When mirroring the archive using the storage replayer tooling, we want both to go as fast as possible and not lose any object, or, if a problem occurs that prevent an object from being inserted in the destination storage, we want to be aware of it with a better communication channel than the logs of the process.
In order to make sure we do not insert invalid/corrupted objects, a mirroring session will have to use a ValidationProxyStorage step in the destination storage config.
Also, having a TenacityProxyStorage in the destination storage config pipeline makes sense; one does not want to not insert a batch of object when only one of them is invalid or fails to be inserted, and add a bit of resiliency in case of transient failures.
Currently, these 2 proxy storages do log insertion errors, but there is not mechanism to report in a consistent and persistent database the list of objects that failed to be inserted for some reason.
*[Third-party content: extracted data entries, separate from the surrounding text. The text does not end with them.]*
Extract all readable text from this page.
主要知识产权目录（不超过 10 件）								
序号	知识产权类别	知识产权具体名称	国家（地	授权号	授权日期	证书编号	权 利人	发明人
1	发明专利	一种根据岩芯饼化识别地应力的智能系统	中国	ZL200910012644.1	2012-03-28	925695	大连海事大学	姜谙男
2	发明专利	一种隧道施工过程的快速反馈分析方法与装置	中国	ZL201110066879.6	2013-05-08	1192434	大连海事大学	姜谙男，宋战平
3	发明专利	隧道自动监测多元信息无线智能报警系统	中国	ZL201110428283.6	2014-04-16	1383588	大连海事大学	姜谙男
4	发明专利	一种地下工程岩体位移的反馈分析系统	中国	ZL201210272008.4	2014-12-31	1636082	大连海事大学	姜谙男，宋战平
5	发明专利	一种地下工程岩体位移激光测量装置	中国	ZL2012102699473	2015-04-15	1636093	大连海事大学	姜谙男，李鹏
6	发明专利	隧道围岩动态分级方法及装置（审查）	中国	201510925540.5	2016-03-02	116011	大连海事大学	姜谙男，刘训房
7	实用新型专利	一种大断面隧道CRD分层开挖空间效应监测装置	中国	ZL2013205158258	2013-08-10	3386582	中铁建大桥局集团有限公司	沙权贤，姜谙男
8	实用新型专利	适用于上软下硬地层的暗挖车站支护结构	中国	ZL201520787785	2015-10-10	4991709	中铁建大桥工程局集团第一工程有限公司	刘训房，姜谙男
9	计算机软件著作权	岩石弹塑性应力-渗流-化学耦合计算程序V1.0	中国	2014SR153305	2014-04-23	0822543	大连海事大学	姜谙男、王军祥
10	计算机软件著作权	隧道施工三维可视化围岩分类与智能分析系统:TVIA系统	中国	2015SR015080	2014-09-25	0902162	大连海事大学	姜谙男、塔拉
Ideally, the reported objects should be stored in a k/v like database, using a unique key as identifier, typically the swhid, the hash or something forged from the BaseModel.unique_key() (a bit like what is done in the kafka writer, but this later uses msgpack encoded keys, which makes them not very practical for a k/v store like redis). The value should be the kafka message so one can introspect the problem and possibly replay the insertion for these objects.
This task is about adding such a reporting mechanism.
Redis is probably good candidate to use as database backend for this reporting tool.